La France se reconfine jusqu’au 1er décembre pour tenter de freiner la COVID-19

La France va connaître à partir de vendredi une nouvelle période de confinement pour endiguer la deuxième vague de COVID-19, au moins jusqu’au 1er décembre, a annoncé mercredi le président Emmanuel Macron, précisant que les écoles resteront toutefois ouvertes.

« J’ai décidé qu’il fallait retrouver à partir de vendredi, le confinement qui a stoppé le virus. Tout le territoire national est concerné », a déclaré le chef de l’État lors d’une allocution télévisée.

« Les commerces qui ont été définis au printemps comme non essentiels, notamment les bars et restaurants seront fermés », a-t-il notamment indiqué.

La crainte des autorités françaises est la saturation des services de réanimation, où plus de la moitié des 5800 lits disponibles sont déjà occupés. L’épidémie a fait plus de 35 000 morts dans le pays et a atteint un record de plus de 50 000 contaminations quotidiennes dimanche.

220 000
C’est le nombre moyen de de nouvelles contaminations quotidiennes qu’on a compté en Europe ces sept derniers jours.

L’Allemagne espère sauver Noël

L’Allemagne envisage elle aussi de nouvelles mesures drastiques, avec fermeture pour un mois des bars, restaurants et installations sportives et culturelles, selon des propositions du gouvernement d’Angela Merkel qui doivent être discutées mercredi avec les régions.

Face à une « dynamique exponentielle » des nouvelles infections et une « situation très grave », ces restrictions entreraient en vigueur le 4 novembre, selon un projet d’accord entre la chancellerie allemande et les dirigeants régionaux consulté par l’AFP.

Avec environ 11 000 morts, l’Allemagne s’en sort — comme au printemps — toujours nettement mieux que d’autres pays européens, mais le ministre conservateur de l’Économie, Peter Altmaier, craint que les infections grimpent à 20 000 par jour « dès la fin de cette semaine ».

« L’espoir est d’avoir la situation en main d’ici Noël » et d’éviter un reconfinement total de plusieurs semaines, souligne une source proche du gouvernement à Berlin, et ce, alors que la plupart des marchés de Noël, si chers aux Allemands, ont été annulés en raison de la pandémie.

Les autres États de l’UE sont sur une trajectoire identique, comme la République tchèque où un couvre-feu de 21 h à 5 h est entré en vigueur mercredi jusqu’au 3 novembre.

L’Italie a déjà imposé ces derniers jours un couvre-feu dans plusieurs grandes régions, la fermeture des bars et des restaurants à 18 h, ainsi que celle des salles de sport, de cinéma et de concert, provoquant colère et révolte.
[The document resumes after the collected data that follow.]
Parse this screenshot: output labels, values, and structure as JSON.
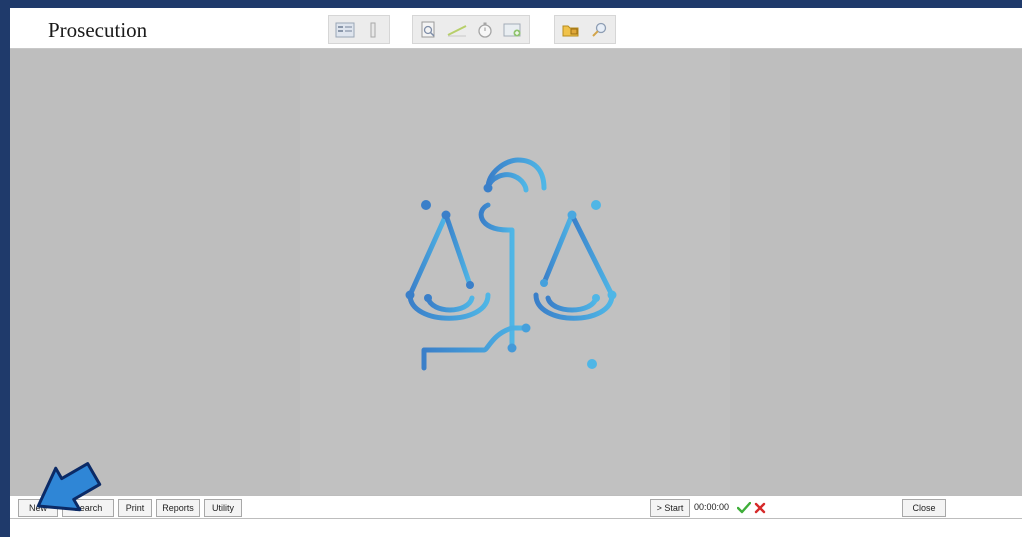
{
  "window": {
    "title": "Prosecution"
  },
  "toolbar": {
    "groups": [
      {
        "icons": [
          "list-view-icon",
          "bookmark-icon"
        ]
      },
      {
        "icons": [
          "document-search-icon",
          "edit-line-icon",
          "timer-icon",
          "image-add-icon"
        ]
      },
      {
        "icons": [
          "folder-lock-icon",
          "search-key-icon"
        ]
      }
    ]
  },
  "logo": {
    "icon": "scales-of-justice-icon",
    "gradient": [
      "#3a7fc9",
      "#4fb6e6"
    ]
  },
  "bottom_bar": {
    "buttons": {
      "new": "New",
      "search": "Search",
      "print": "Print",
      "reports": "Reports",
      "utility": "Utility",
      "start": "> Start",
      "close": "Close"
    },
    "timer": "00:00:00",
    "ok_icon": "green-check-icon",
    "cancel_icon": "red-x-icon"
  },
  "annotation": {
    "icon": "blue-arrow-pointer-icon",
    "color": "#2f86d6"
  }
}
En Espagne, exsangues après avoir lutté contre le coronavirus pendant plus de six mois, la grande majorité des médecins du service public ont entamé mardi une grève nationale, la première en 25 ans, pour réclamer plus de reconnaissance.

Ailleurs dans le monde

La pandémie a fait au moins 1 168 750 morts dans le monde, selon un bilan établi par l’AFP mercredi à partir de sources officielles. Plus de 44 056 470 cas d’infections ont été officiellement diagnostiqués.
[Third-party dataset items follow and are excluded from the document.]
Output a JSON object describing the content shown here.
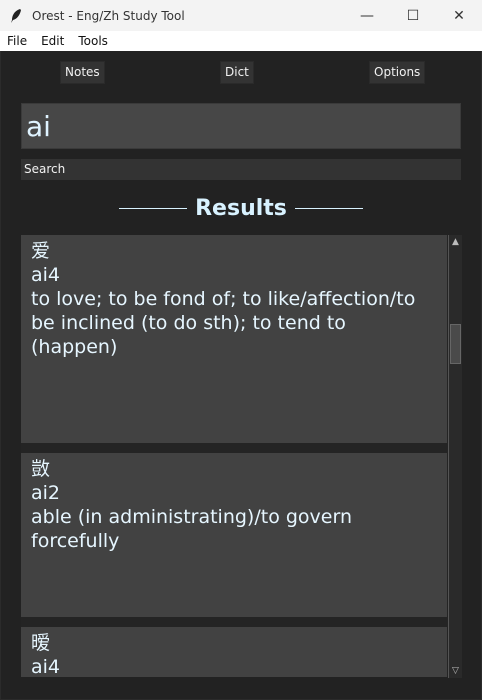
{
  "window": {
    "title": "Orest - Eng/Zh Study Tool",
    "controls": {
      "minimize": "—",
      "maximize": "☐",
      "close": "✕"
    }
  },
  "menu": {
    "file": "File",
    "edit": "Edit",
    "tools": "Tools"
  },
  "nav": {
    "notes": "Notes",
    "dict": "Dict",
    "options": "Options"
  },
  "search": {
    "value": "ai",
    "button": "Search"
  },
  "results": {
    "heading": "Results",
    "entries": [
      {
        "hanzi": "爱",
        "pinyin": "ai4",
        "definition": "to love; to be fond of; to like/affection/to be inclined (to do sth); to tend to (happen)"
      },
      {
        "hanzi": "敳",
        "pinyin": "ai2",
        "definition": "able (in administrating)/to govern forcefully"
      },
      {
        "hanzi": "暧",
        "pinyin": "ai4",
        "definition": ""
      }
    ]
  },
  "colors": {
    "accent_text": "#d8f2ff",
    "card_bg": "#424242",
    "app_bg": "#222222"
  }
}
L’Iran a de son côté enregistré la mort de 415 personnes en 24 heures, dépassant le record déjà atteint la veille dans le pays le plus touché par la pandémie au Moyen-Orient.
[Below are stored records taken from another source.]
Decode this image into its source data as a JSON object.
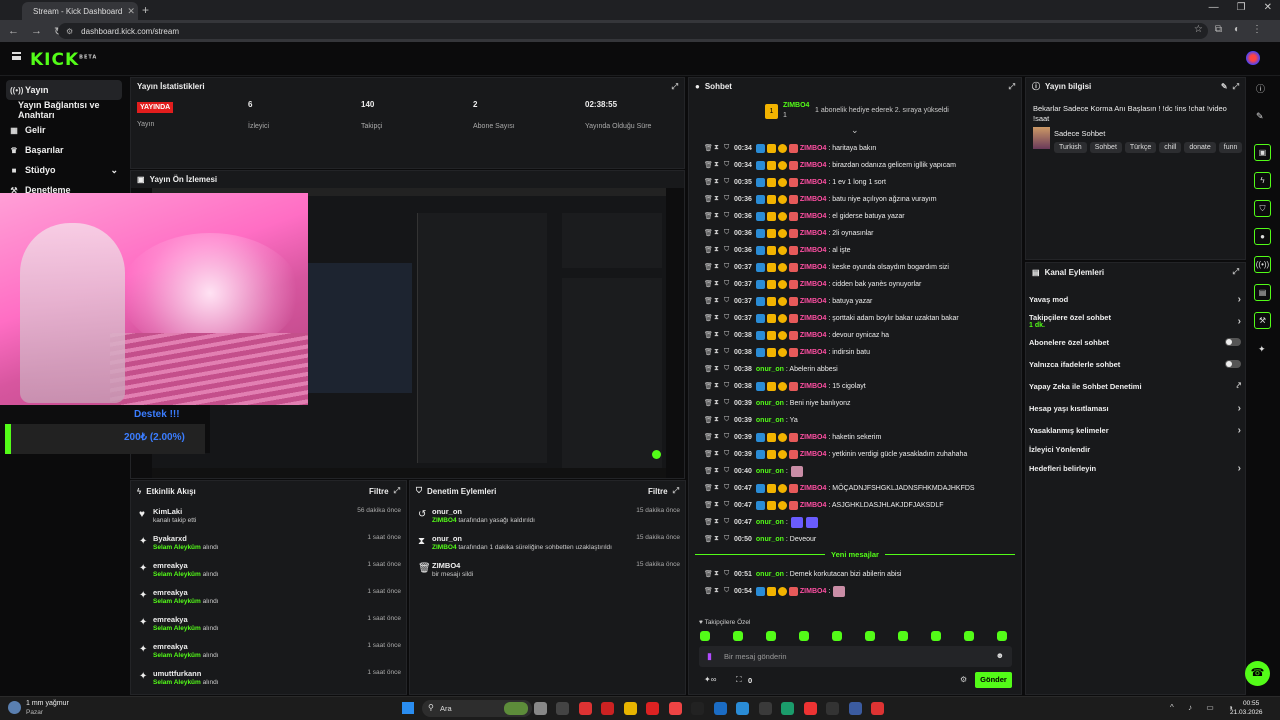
{
  "browser": {
    "tab_title": "Stream - Kick Dashboard",
    "url": "dashboard.kick.com/stream",
    "tab_close": "✕",
    "new_tab": "+"
  },
  "header": {
    "logo": "KICK",
    "logo_sup": "BETA"
  },
  "sidebar": {
    "items": [
      {
        "icon": "((•))",
        "label": "Yayın"
      },
      {
        "icon": "",
        "label": "Yayın Bağlantısı ve Anahtarı"
      },
      {
        "icon": "▦",
        "label": "Gelir"
      },
      {
        "icon": "🏆",
        "label": "Başarılar"
      },
      {
        "icon": "🎥",
        "label": "Stüdyo"
      },
      {
        "icon": "🔧",
        "label": "Denetleme"
      }
    ]
  },
  "stats": {
    "title": "Yayın İstatistikleri",
    "items": [
      {
        "value": "YAYINDA",
        "label": "Yayın"
      },
      {
        "value": "6",
        "label": "İzleyici"
      },
      {
        "value": "140",
        "label": "Takipçi"
      },
      {
        "value": "2",
        "label": "Abone Sayısı"
      },
      {
        "value": "02:38:55",
        "label": "Yayında Olduğu Süre"
      }
    ]
  },
  "preview": {
    "title": "Yayın Ön İzlemesi"
  },
  "donation": {
    "title": "Destek !!!",
    "value": "200₺ (2.00%)",
    "progress_pct": 2
  },
  "activity": {
    "title": "Etkinlik Akışı",
    "filter": "Filtre",
    "items": [
      {
        "icon": "♥",
        "name": "KimLaki",
        "desc": "kanalı takip etti",
        "highlight": "",
        "time": "56 dakika önce"
      },
      {
        "icon": "✦",
        "name": "Byakarxd",
        "desc": "alındı",
        "highlight": "Selam Aleyküm",
        "time": "1 saat önce"
      },
      {
        "icon": "✦",
        "name": "emreakya",
        "desc": "alındı",
        "highlight": "Selam Aleyküm",
        "time": "1 saat önce"
      },
      {
        "icon": "✦",
        "name": "emreakya",
        "desc": "alındı",
        "highlight": "Selam Aleyküm",
        "time": "1 saat önce"
      },
      {
        "icon": "✦",
        "name": "emreakya",
        "desc": "alındı",
        "highlight": "Selam Aleyküm",
        "time": "1 saat önce"
      },
      {
        "icon": "✦",
        "name": "emreakya",
        "desc": "alındı",
        "highlight": "Selam Aleyküm",
        "time": "1 saat önce"
      },
      {
        "icon": "✦",
        "name": "umuttfurkann",
        "desc": "alındı",
        "highlight": "Selam Aleyküm",
        "time": "1 saat önce"
      }
    ]
  },
  "moderation": {
    "title": "Denetim Eylemleri",
    "filter": "Filtre",
    "items": [
      {
        "icon": "↺",
        "name": "onur_on",
        "highlight": "ZIMBO4",
        "desc": "tarafından yasağı kaldırıldı",
        "time": "15 dakika önce"
      },
      {
        "icon": "⧗",
        "name": "onur_on",
        "highlight": "ZIMBO4",
        "desc": "tarafından 1 dakika süreliğine sohbetten uzaklaştırıldı",
        "time": "15 dakika önce"
      },
      {
        "icon": "🗑",
        "name": "ZIMBO4",
        "highlight": "",
        "desc": "bir mesajı sildi",
        "time": "15 dakika önce"
      }
    ]
  },
  "chat": {
    "title": "Sohbet",
    "pinned_user": "ZIMBO4",
    "pinned_count": "1",
    "pinned_rank": "1",
    "pinned_msg": "1 abonelik hediye ederek 2. sıraya yükseldi",
    "messages": [
      {
        "time": "00:34",
        "user": "ZIMBO4",
        "text": ": haritaya bakın",
        "mod": true
      },
      {
        "time": "00:34",
        "user": "ZIMBO4",
        "text": ": birazdan odanıza gelicem igllik yapıcam",
        "mod": true
      },
      {
        "time": "00:35",
        "user": "ZIMBO4",
        "text": ": 1 ev 1 long 1 sort",
        "mod": true
      },
      {
        "time": "00:36",
        "user": "ZIMBO4",
        "text": ": batu niye açılıyon ağzına vurayım",
        "mod": true
      },
      {
        "time": "00:36",
        "user": "ZIMBO4",
        "text": ": el giderse batuya yazar",
        "mod": true
      },
      {
        "time": "00:36",
        "user": "ZIMBO4",
        "text": ": 2li oynasınlar",
        "mod": true
      },
      {
        "time": "00:36",
        "user": "ZIMBO4",
        "text": ": al işte",
        "mod": true
      },
      {
        "time": "00:37",
        "user": "ZIMBO4",
        "text": ": keske oyunda olsaydım bogardım sizi",
        "mod": true
      },
      {
        "time": "00:37",
        "user": "ZIMBO4",
        "text": ": cidden bak yanès oynuyorlar",
        "mod": true
      },
      {
        "time": "00:37",
        "user": "ZIMBO4",
        "text": ": batuya yazar",
        "mod": true
      },
      {
        "time": "00:37",
        "user": "ZIMBO4",
        "text": ": şorttaki adam boylır bakar uzaktan bakar",
        "mod": true
      },
      {
        "time": "00:38",
        "user": "ZIMBO4",
        "text": ": devour oynicaz ha",
        "mod": true
      },
      {
        "time": "00:38",
        "user": "ZIMBO4",
        "text": ": indirsin batu",
        "mod": true
      },
      {
        "time": "00:38",
        "user": "onur_on",
        "text": ": Abelerin abbesi",
        "mod": false
      },
      {
        "time": "00:38",
        "user": "ZIMBO4",
        "text": ": 15 cigolayt",
        "mod": true
      },
      {
        "time": "00:39",
        "user": "onur_on",
        "text": ": Beni niye banlıyonz",
        "mod": false
      },
      {
        "time": "00:39",
        "user": "onur_on",
        "text": ": Ya",
        "mod": false
      },
      {
        "time": "00:39",
        "user": "ZIMBO4",
        "text": ": haketin sekerim",
        "mod": true
      },
      {
        "time": "00:39",
        "user": "ZIMBO4",
        "text": ": yetkinin verdigi gücle yasakladım zuhahaha",
        "mod": true
      },
      {
        "time": "00:40",
        "user": "onur_on",
        "text": ":",
        "mod": false,
        "emote": "p"
      },
      {
        "time": "00:47",
        "user": "ZIMBO4",
        "text": ": MÖÇADNJFSHGKLJADNSFHKMDAJHKFDS",
        "mod": true
      },
      {
        "time": "00:47",
        "user": "ZIMBO4",
        "text": ": ASJGHKLDASJHLAKJDFJAKSDLF",
        "mod": true
      },
      {
        "time": "00:47",
        "user": "onur_on",
        "text": ":",
        "mod": false,
        "emote": "b2"
      },
      {
        "time": "00:50",
        "user": "onur_on",
        "text": ": Deveour",
        "mod": false
      },
      {
        "time": "00:51",
        "user": "onur_on",
        "text": ": Demek korkutacan bizi abilerin abisi",
        "mod": false
      },
      {
        "time": "00:54",
        "user": "ZIMBO4",
        "text": ":",
        "mod": true,
        "emote": "p"
      }
    ],
    "new_messages": "Yeni mesajlar",
    "followers_only": "Takipçilere Özel",
    "placeholder": "Bir mesaj gönderin",
    "points": "0",
    "send": "Gönder",
    "emote_bar_count": 10
  },
  "stream_info": {
    "title": "Yayın bilgisi",
    "stream_title": "Bekarlar Sadece Korma Anı Başlasın ! !dc !ins !chat !video !saat",
    "category": "Sadece Sohbet",
    "tags": [
      "Turkish",
      "Sohbet",
      "Türkçe",
      "chill",
      "donate",
      "funn"
    ]
  },
  "channel_actions": {
    "title": "Kanal Eylemleri",
    "items": [
      {
        "label": "Yavaş mod",
        "sub": "",
        "control": "chevron"
      },
      {
        "label": "Takipçilere özel sohbet",
        "sub": "1 dk.",
        "control": "chevron"
      },
      {
        "label": "Abonelere özel sohbet",
        "sub": "",
        "control": "toggle"
      },
      {
        "label": "Yalnızca ifadelerle sohbet",
        "sub": "",
        "control": "toggle"
      },
      {
        "label": "Yapay Zeka ile Sohbet Denetimi",
        "sub": "",
        "control": "external"
      },
      {
        "label": "Hesap yaşı kısıtlaması",
        "sub": "",
        "control": "chevron"
      },
      {
        "label": "Yasaklanmış kelimeler",
        "sub": "",
        "control": "chevron"
      },
      {
        "label": "İzleyici Yönlendir",
        "sub": "",
        "control": "none"
      },
      {
        "label": "Hedefleri belirleyin",
        "sub": "",
        "control": "chevron"
      }
    ]
  },
  "taskbar": {
    "weather": "1 mm yağmur",
    "weather_sub": "Pazar",
    "search": "Ara",
    "time": "00:55",
    "date": "21.03.2026"
  },
  "colors": {
    "accent": "#53fc18",
    "mod_user": "#ff4fa3",
    "live": "#e21d1d",
    "donation": "#3b7dff"
  }
}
Les États-Unis restent cependant le pays le plus touché, déplorant plus de 225 000 morts sur près de neuf millions de cas. Mais à une semaine de l’élection présidentielle, le président sortant Donald Trump s’est dit mardi excédé de voir la campagne dominée par la pandémie, dont son adversaire Joe Biden a fait son principal atout en dénonçant la gestion du président. « COVID, COVID, COVID ! Les médias “fake news” n’ont que ce mot à la bouche », a lancé le milliardaire républicain lors d’un rassemblement partisan à West Salem, dans le Wisconsin.

À l’inverse du reste du monde, un immense sentiment de soulagement dominait mercredi chez les commerçants de Melbourne, dans le sud de l’Australie, qui ont finalement pu rouvrir leurs boutiques et restaurants après plus de trois mois de fermeture. Depuis deux semaines, le nombre quotidien de nouveaux cas dans la métropole n’est que de trois.